10. REMEDIES AND RELATED RIGHTS. If an Event of Default shall have
occurred, and without limiting any other rights and remedies provided herein,
under any of the other Loan Documents or otherwise available to Secured Party,
Secured Party may exercise one or more of the rights and remedies provided in
this Section.
PLEDGE AGREEMENT - PAGE 6
(a) REMEDIES. Secured Party may from time to time at its discretion,
without limitation and without notice except as expressly provided in any
of the Loan Documents:
(i) exercise in respect of the Collateral all the rights and
remedies of a secured party under the Code (whether or not the Code
applies to the affected Collateral);
(ii) reduce its claim to judgment or foreclose or otherwise
enforce, in whole or in part, the security interest granted hereunder
by any available judicial procedure;
(iii) sell or otherwise dispose of, at its office, on the
premises of Pledgor or elsewhere, the Collateral, as a unit or in
parcels, by public or private proceedings, and by way of one or more
contracts (it being agreed that the sale or other disposition of any
part of the Collateral shall not exhaust Secured Party's power of
sale, but sales or other dispositions may be made from time to time
until all of the Collateral has been sold or disposed of or until the
Indebtedness has been paid and performed in full), and at any such
sale or other disposition it shall not be necessary to exhibit any of
the Collateral;
(iv) buy the Collateral, or any portion thereof, at any public
sale;
(v) buy the Collateral, or any portion thereof, at any private
sale if the Collateral is of a type customarily sold in a recognized
market or is of a type which is the subject of widely distributed
standard price quotations;
(vi) apply for the appointment of a receiver for the Collateral,
and Pledgor hereby consents to any such appointment;
(vii) at its option, retain the Collateral in satisfaction of the
Indebtedness whenever the circumstances are such that Secured Party is
entitled to do so under the Code or otherwise;
(viii) REQUIRE FROST NATIONAL BANK TO WIRE TRANSFER ALL FUNDS IN
SUCH ACCOUNTS TO SECURED PARTY; AND
(ix) NOTIFY ALL MORTGAGORS UNDER NOTES PLEDGED TO SECURED PARTY
TO MAKE ALL FUTURE PAYMENTS DIRECTLY TO SECURED PARTY RATHER THAN TO
BORROWER OR ANY ACCOUNTS OF BORROWER WHETHER OR NOT AT FROST NATIONAL
BANK.
Pledgor agrees that in the event Pledgor is entitled to receive any notice
under the Uniform Commercial Code, as it exists in the state governing any
such notice, of the sale or other disposition of any Collateral, reasonable
notice shall be deemed given when such notice is deposited in a depository
receptacle under the care and custody of the United States Postal Service,
postage prepaid, at Pledgor's address set forth on the signature page
hereof, five (5) days prior to the date of any public sale, or after which
a private sale, of any of such Collateral is to be held. Secured Party
shall not be obligated to make any sale of Collateral regardless of notice
of sale having been given. Secured Party may adjourn any public or private
sale from time to time by announcement at the time and place fixed
therefor, and such sale may, without further notice, be made at the time
and place to which it was so adjourned. Pledgor further acknowledges and
agrees that the redemption by Secured Party of any certificate of deposit
pledged as Collateral shall be deemed to be a commercially reasonable
disposition under Section 9.504(c) of the Code.
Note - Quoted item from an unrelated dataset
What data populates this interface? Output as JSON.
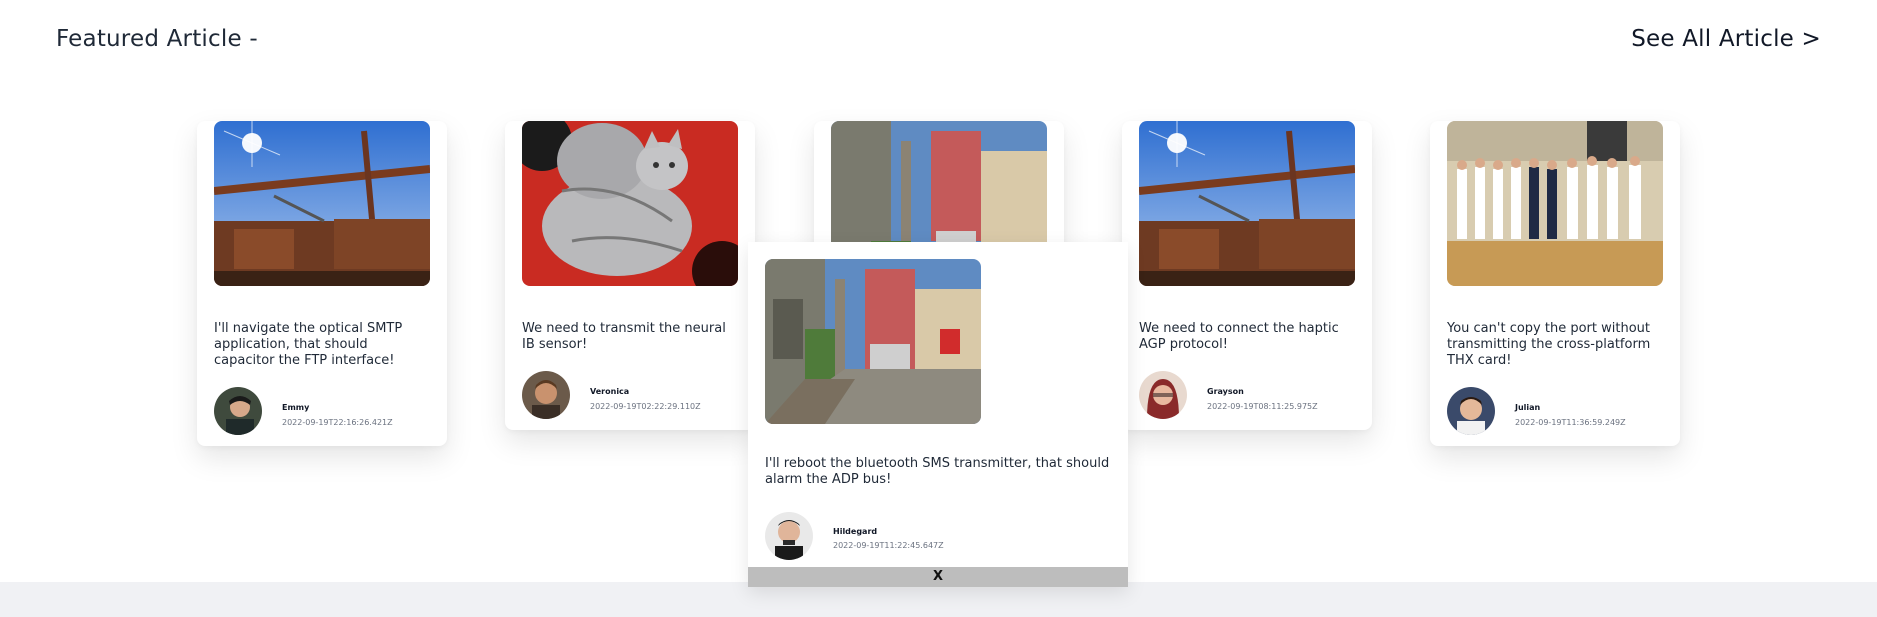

(b) PRIVATE SALE OF SECURITIES. Pledgor recognizes that Secured Party
may be unable to effect a public sale of all or any part of the securities
pledged as Collateral because of restrictions in applicable
PLEDGE AGREEMENT - PAGE 7
federal and state securities laws and that Secured Party may, therefore,
determine to make one or more private sales of any such securities to a
restricted group of purchasers who will be obligated to agree, among other
things, to acquire such securities for their own account, for investment
and not with a view to the distribution or resale thereof. Pledgor
acknowledges that each any such private sale may be at prices and other
terms less favorable then what might have been obtained at a public sale
and, notwithstanding the foregoing, agrees that each such private sale
shall be deemed to have been made in a commercially reasonable manner and
that Secured Party shall have no obligation to delay the sale of any such
securities for the period of time necessary to permit the issuer to
register such securities for public sale under any federal or state
securities laws. Pledgor further acknowledges and agrees that any offer to
sell such securities which has been made privately in the manner described
above to not less than five (5) bona fide offerees shall be deemed to
involve a "public sale" for the purposes of Section 9.504(c) of the Code,
notwithstanding that such sale may not constitute a "public offering" under
any federal or state securities laws and that Secured Party may, in such
event, bid for the purchase of such securities.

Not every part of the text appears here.